Tem um padrão que vejo no consultório: o aluno que começa o cutting já enfiando cinco sessões de cardio de 45 minutos na primeira semana. Em três semanas, está exausto, o treino de força cai e a fome sobe descontrolada. Cardio em excesso, especialmente em jejum e em intensidade alta, eleva o cortisol cronicamente. E cortisol alto em déficit calórico é receita para catabolismo. Prefiro que o déficit venha primeiro da dieta, com cardio entrando aos poucos só quando necessário.
Uso comigo e com alunos um monitor de frequência cardíaca de pulso. Nada caro, um relógio básico resolve. Ele ajuda a manter o cardio na faixa moderada sem transformar tudo em HIIT não planejado. Se você não tem um, o investimento se paga pelo controle real do treino.
Treino no déficit: mantenha a força e controle o volume
Seu treino de musculação não deve mudar radicalmente no cutting. Continuo programando exercícios multiarticulares pesados como base, agachamento, supino, remada e desenvolvimento. O que mudo, se necessário, é o volume total, no caso o número de séries por grupo muscular por semana, e a frequência de treinos de alta intensidade.
A regra prática é manter as cargas que você usava antes do déficit enquanto for possível. Se seu supino com 80 kg para 6 repetições ainda sai com qualidade, ótimo. Se você começar a falhar na quinta repetição com a mesma carga por duas semanas seguidas, a recuperação está comprometida. Nesse ponto, reduzo o volume em 20%. Por exemplo, de 18 séries semanais de peito para 14, antes de mexer na carga. O objetivo é preservar a força, que é o indicador mais direto de manutenção de massa magra em treinados.
No meu próprio cutting, aprendi a não brigar com o corpo. Se a fadiga acumular, faço uma semana de deload, reduzindo volume e carga em 50%, e volto. Muita gente insiste em manter volume alto achando que vai queimar gordura. O que queima é o sistema nervoso central.
Sinais de que você está perdendo músculo no cutting
Existem quatro sinais práticos que acendem o alerta vermelho.
O primeiro é força caindo rápido. Perder 5% a 10% da carga nos exercícios básicos ao longo de um cutting inteiro pode ser aceitável. Perder 20% em duas semanas é catabolismo acelerado. Se seu agachamento foi de 100 kg para 80 kg em 15 dias, pare tudo e reavalie.

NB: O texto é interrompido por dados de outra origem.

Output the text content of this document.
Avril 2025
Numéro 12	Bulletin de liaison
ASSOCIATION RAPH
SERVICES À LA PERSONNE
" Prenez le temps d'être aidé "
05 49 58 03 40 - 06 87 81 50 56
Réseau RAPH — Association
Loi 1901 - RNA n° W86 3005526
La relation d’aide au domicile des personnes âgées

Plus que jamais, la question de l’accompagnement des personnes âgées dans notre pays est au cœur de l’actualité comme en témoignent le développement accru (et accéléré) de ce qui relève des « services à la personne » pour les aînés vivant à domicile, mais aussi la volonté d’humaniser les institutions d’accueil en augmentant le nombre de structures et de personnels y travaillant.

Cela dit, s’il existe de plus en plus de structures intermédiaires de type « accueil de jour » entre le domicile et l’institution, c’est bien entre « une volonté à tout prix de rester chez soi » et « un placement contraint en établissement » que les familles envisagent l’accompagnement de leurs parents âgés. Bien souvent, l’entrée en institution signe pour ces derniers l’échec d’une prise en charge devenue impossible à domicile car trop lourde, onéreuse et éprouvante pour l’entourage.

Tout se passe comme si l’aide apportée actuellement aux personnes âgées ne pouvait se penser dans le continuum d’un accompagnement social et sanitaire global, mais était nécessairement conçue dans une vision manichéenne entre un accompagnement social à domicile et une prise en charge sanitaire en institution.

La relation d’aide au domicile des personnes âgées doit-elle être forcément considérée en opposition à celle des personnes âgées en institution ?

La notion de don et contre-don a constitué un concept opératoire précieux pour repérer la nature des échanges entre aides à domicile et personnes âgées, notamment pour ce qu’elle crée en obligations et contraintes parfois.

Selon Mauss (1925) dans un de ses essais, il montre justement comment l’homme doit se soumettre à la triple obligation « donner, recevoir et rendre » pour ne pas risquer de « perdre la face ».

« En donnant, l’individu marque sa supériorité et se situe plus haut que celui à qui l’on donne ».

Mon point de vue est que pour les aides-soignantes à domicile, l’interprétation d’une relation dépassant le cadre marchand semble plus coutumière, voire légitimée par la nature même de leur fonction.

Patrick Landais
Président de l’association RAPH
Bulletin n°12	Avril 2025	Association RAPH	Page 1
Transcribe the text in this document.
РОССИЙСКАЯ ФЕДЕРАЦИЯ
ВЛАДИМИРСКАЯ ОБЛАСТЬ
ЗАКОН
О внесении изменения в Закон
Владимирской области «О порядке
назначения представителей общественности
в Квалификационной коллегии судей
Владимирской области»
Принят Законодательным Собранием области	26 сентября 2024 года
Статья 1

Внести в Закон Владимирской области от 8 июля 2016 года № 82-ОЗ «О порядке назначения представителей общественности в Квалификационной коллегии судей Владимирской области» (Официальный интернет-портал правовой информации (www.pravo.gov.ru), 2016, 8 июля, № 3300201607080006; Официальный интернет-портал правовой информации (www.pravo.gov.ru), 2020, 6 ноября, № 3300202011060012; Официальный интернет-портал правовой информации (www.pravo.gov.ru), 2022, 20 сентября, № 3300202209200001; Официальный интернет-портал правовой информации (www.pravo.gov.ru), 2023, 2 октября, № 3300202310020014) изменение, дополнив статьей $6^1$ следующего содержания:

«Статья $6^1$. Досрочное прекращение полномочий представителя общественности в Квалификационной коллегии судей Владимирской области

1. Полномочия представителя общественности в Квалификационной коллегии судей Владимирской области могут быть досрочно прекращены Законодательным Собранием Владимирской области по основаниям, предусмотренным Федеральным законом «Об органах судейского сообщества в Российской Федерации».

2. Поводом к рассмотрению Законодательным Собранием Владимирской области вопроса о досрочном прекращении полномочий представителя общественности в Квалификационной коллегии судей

O segundo é fadiga fora do normal. Acordar esgotado mesmo dormindo oito horas, sentir que o treino leve virou um evento, demorar três dias para se recuperar de uma sessão moderada. Cortisol cronicamente elevado faz isso, e em déficit a tolerância ao estresse é menor.
O terceiro é o sono piorou. Dificuldade para pegar no sono, acordar várias vezes à noite. Déficit muito agressivo atrapalha a produção de melatonina e eleva a temperatura corporal, prejudicando o sono profundo onde ocorre a maior liberação de GH.
O quarto é recuperação lenta e dores incomuns. Dores articulares ou musculares que não passam, ou uma dor persistente na lombar sem causa aparente. Em geral, é o corpo priorizando funções vitais em vez de reparo muscular.
A correção é simples se você agir cedo. Aumente a ingestão calórica em 200 a 300 calorias, reduza o cardio em uma sessão semanal e priorize o sono. Já tirei aluno do cutting por duas semanas só para estabilizar esses marcadores. Ele voltou a perder gordura depois sem sacrificar músculo.
Protocolo prático de cutting para quem já treina
Se eu pudesse resumir o que passo para qualquer aluno que já treina há pelo menos seis meses, seria mais ou menos assim. Déficit de 300 a 500 calorias abaixo do gasto diário, proteína entre 1,8 e 2,2 g/kg, gordura no mínimo 0,5 g/kg e o restante das calorias vindo de carboidrato, ajustado para sustentar o treino. Cardio inicial de duas a três sessões semanais de 30 a 40 minutos em intensidade moderada, adicionando volume apenas se a perda semanal estagnar. Treino de força com exercícios multiarticulares e cargas mantidas, reduzindo volume antes de reduzir carga. Monitoramento: pese-se duas a três vezes por semana, tire fotos de frente, lado e costas a cada 15 dias e anote as cargas nos exercícios-chave. Se a força estabilizar ou cair menos de 5% ao longo de oito semanas, você está preservando massa magra. Se a perda passar de 0,8% do peso corporal por semana durante duas semanas, suba as calorias em 100 a 150. Se ficar abaixo de 0,3%, adicione um pouco de cardio ou corte 20 g de carboidrato.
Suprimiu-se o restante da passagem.